#051000

#051000

This was the first proper version of #[unassigned] I made, following the Twelve Pieces written for Suono Mobile that were performed at Darmstadt in the preceding July. The earlier piece was performed under the original title, but the process was essentially very similar to what I began using in #[unassigned] so I subsequently retitled it #180700. But #051000 was the first one I made using the titling system that derives the title from the date.

051000

I can’t find a plan for this version, but there’s a single page in my notebook that sketches out the principle. I think that was done in Darmstadt, or possibly just afterwards. In #180700 the use of time brackets is there, and this derived from a slightly more organised development of compatibility hides itself (1998) and the subsequent attempts to produce overlays of short pieces. So when making #051000 I had a pretty clear idea of how to combine the modules. In this version there are a pair of modules that are for both players in a strict relationship. This is something I stopped doing almost immediately afterwards though as the lack of flexibility meant I couldn’t recombine the modules in other versions. Essentially I could only use those modules in versions with clarinet and cello.

The score also makes reference to a CD part. This was played over a PA, quite loudly in the end, and comprised high and low sine tones with some beating. The tones overlapped with the instrumental material but were otherwise unrelated, mostly working in parallel as a separate layer.

2musicA lot of the features of the later versions are present here: sustained tones, very quiet sounds on the edge of silence, longer silences, and the beginning of an engagement with extended techniques. I must have been thinking about the kind of language I was using as there’s a bullet point list in my notebook in advance of the sketch above that questions the material I was using. A lot of these ideas gradually appear over the next year or so: use of objects, long notes for example. There is also a note about needing to find my own sounds, as at this point in the project there’s a kind of nondescript post-Webern soundworld, quite gestural and insular.

The other two questions predate the fixing of #[unassigned] as a format. Firstly, the role of silence: I seem to be recognising that there is a transition from the units being collections of pieces to modules in an extended piece. As a result, silence is experienced as part of a single continuum. I also question how intuitive the placing of the modules and the intervening silences should be. I think here it was still fairly arbitrary, but in versions made a year later I was far more organised about the structure. Secondly, there is a note about ‘ambivalence to musicians’. This was not a comment that I was ambivalent, but that there needed to be something for them to aim at. #[unassigned] by its nature is generally a series of parallel solos that coexist. There’s very little explicit synchronisation, although ensemble playing is key. So I must have been questioning how to generate a sense of (musical) purpose for the players.

#051000 was requested by Anton Lukosevieze for the Apartment House performance at the Warehouse in London as part of the BMIC’s Cutting Edge series. This was a significant platform for new work – and I really valued all the concerts I managed to get to over its long run into the early 2000s – and it was my first opportunity to work with Apartment House.
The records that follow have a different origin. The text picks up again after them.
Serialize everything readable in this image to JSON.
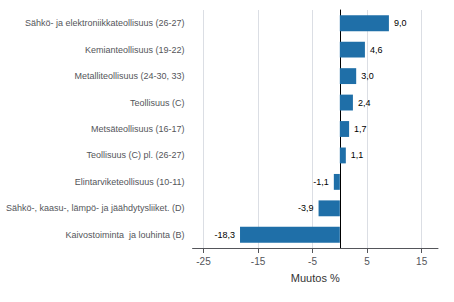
{
  "chart_data": {
    "type": "bar",
    "orientation": "horizontal",
    "categories": [
      "Kaivostoiminta  ja louhinta (B)",
      "Sähkö-, kaasu-, lämpö- ja jäähdytysliiket. (D)",
      "Elintarviketeollisuus (10-11)",
      "Teollisuus (C) pl. (26-27)",
      "Metsäteollisuus (16-17)",
      "Teollisuus (C)",
      "Metalliteollisuus (24-30, 33)",
      "Kemianteollisuus (19-22)",
      "Sähkö- ja elektroniikkateollisuus (26-27)"
    ],
    "values": [
      -18.3,
      -3.9,
      -1.1,
      1.1,
      1.7,
      2.4,
      3.0,
      4.6,
      9.0
    ],
    "value_labels": [
      "-18,3",
      "-3,9",
      "-1,1",
      "1,1",
      "1,7",
      "2,4",
      "3,0",
      "4,6",
      "9,0"
    ],
    "data_labels": true,
    "color": "#1f6fa8",
    "xlabel": "Muutos %",
    "xlim": [
      -27,
      18
    ],
    "xticks": [
      -25,
      -15,
      -5,
      5,
      15
    ],
    "grid": true
  }
}
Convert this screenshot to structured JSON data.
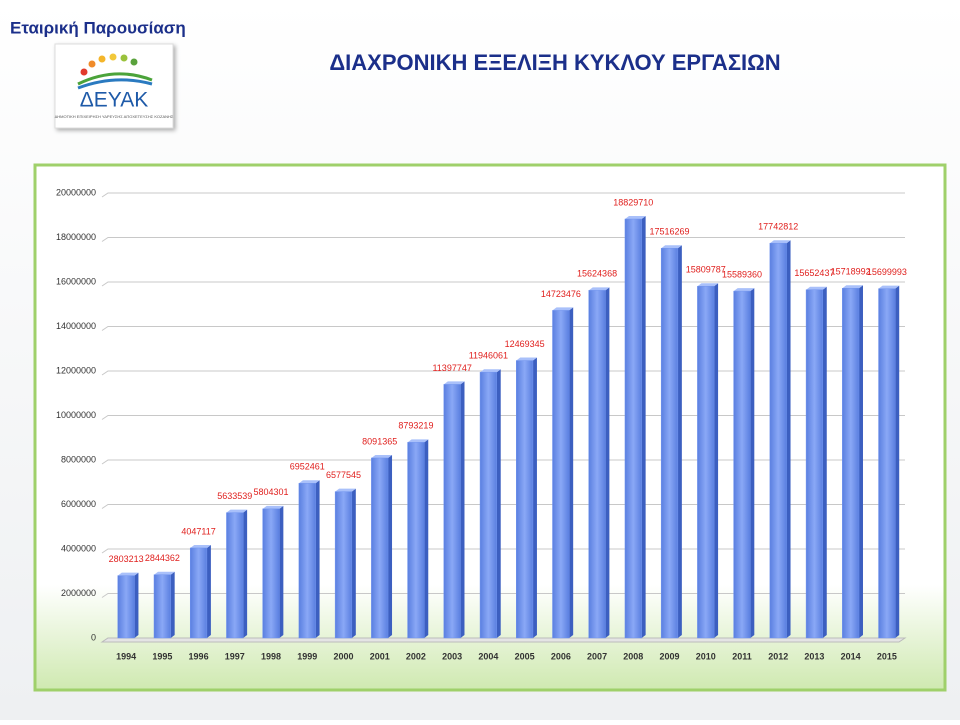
{
  "header": {
    "section": "Εταιρική Παρουσίαση",
    "logo_name": "ΔΕΥΑΚ",
    "logo_subtitle": "ΔΗΜΟΤΙΚΗ ΕΠΙΧΕΙΡΗΣΗ ΥΔΡΕΥΣΗΣ ΑΠΟΧΕΤΕΥΣΗΣ ΚΟΖΑΝΗΣ"
  },
  "chart_data": {
    "type": "bar",
    "title": "ΔΙΑΧΡΟΝΙΚΗ ΕΞΕΛΙΞΗ ΚΥΚΛΟΥ ΕΡΓΑΣΙΩΝ",
    "categories": [
      "1994",
      "1995",
      "1996",
      "1997",
      "1998",
      "1999",
      "2000",
      "2001",
      "2002",
      "2003",
      "2004",
      "2005",
      "2006",
      "2007",
      "2008",
      "2009",
      "2010",
      "2011",
      "2012",
      "2013",
      "2014",
      "2015"
    ],
    "values": [
      2803213,
      2844362,
      4047117,
      5633539,
      5804301,
      6952461,
      6577545,
      8091365,
      8793219,
      11397747,
      11946061,
      12469345,
      14723476,
      15624368,
      18829710,
      17516269,
      15809787,
      15589360,
      17742812,
      15652437,
      15718992,
      15699993
    ],
    "color": "#6f93ee",
    "label_color": "#e0201e",
    "ylim": [
      0,
      20000000
    ],
    "yticks": [
      0,
      2000000,
      4000000,
      6000000,
      8000000,
      10000000,
      12000000,
      14000000,
      16000000,
      18000000,
      20000000
    ],
    "grid": true
  }
}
They supported my work with such commitment, continuing to the recent recording of assigned #15, and the players were in essence the workshop for the different pieces. The piece was performed by Anton and Andrew Sparling on 5 October 2000, and later broadcast on Radio 3. I also performed with them for the first time, standing on the balcony of the Warehouse with Alwynne Pritchard, each armed with an airhorn while Gerhard Stäbler cued us from the floor in his piece Hart auf Hart. A good place to start as a performer.